Pain Patients and Who they Live with: A Correlational Study of Coresidence Patterns and Pain Interference

Jacob M Vigil,1 Patricia Pendleton,2 Patrick Coulombe,1 Kevin E Vowles,1 Joe Alcock,1 and Bruce W Smith1

1University of New Mexico, Albuquerque, New Mexico, USA
2Baptist Medical Center, Jacksonville, Florida, USA

Copyright © 2014 Hindawi Publishing Corporation. This is an open access article distributed under the Creative Commons Attribution License, which permits unrestricted use, distribution, and reproduction in any medium, provided the original work is properly cited.


BACKGROUND: Mixed associations have been observed between various aspects of ‘social support’ and patient pain experiences

OBJECTIVE: To explore the possibility that more basic social factors, namely coresidence patterns, may be associated with variability in patient pain experiences.

METHODS: Relationships between coresidence partners and self-reported pain that interferes with activities were examined in a large representative sample of home health care patients (n=11,436; age range 18 to 107 years, mean [± SD] age 66.3±16.1 years; 55% females).

RESULTS: After controlling for sex, age and behavioural risks, compared with living alone, coresidence with an intimate affiliate (eg, spouse, relative) predicted greater pain interference (Cohen’s d = 0.10 to 1.72), and coresidence with a less intimate type of affiliate (eg, friend, paid help) predicted lower pain interference (Cohen’s d = −0.21 tö0.83).

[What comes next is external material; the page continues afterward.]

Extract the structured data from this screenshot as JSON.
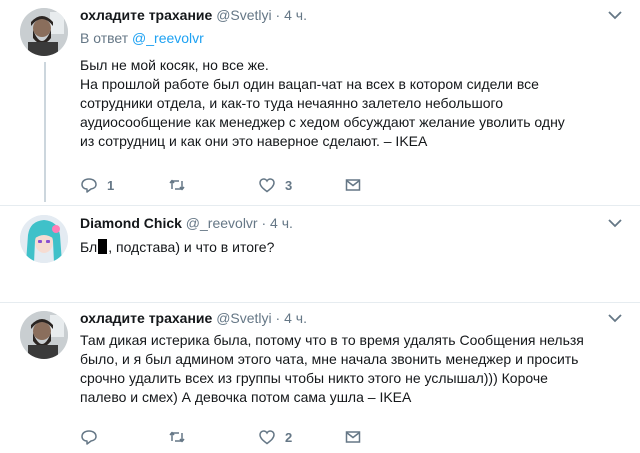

In general, however, coresidence patterns accounted for small proportions of variance in pain interference, and the magnitudes of these effects varied widely according to patients’ sex, age and diagnosis.

DISCUSSION: The findings suggest that fundamental components of patient’s home-living environment may be associated with potential costs and benefits related to clinically relevant pain functioning for some subgroups of patients.

CONCLUSION: Further research that incorporates quantitative and qualitative assessments of patient pain functioning is warranted to better understand how objective and subjective characteristics of patients’ home-living environment may inform the development of more individualized pain treatment options for patients with differing social circumstances.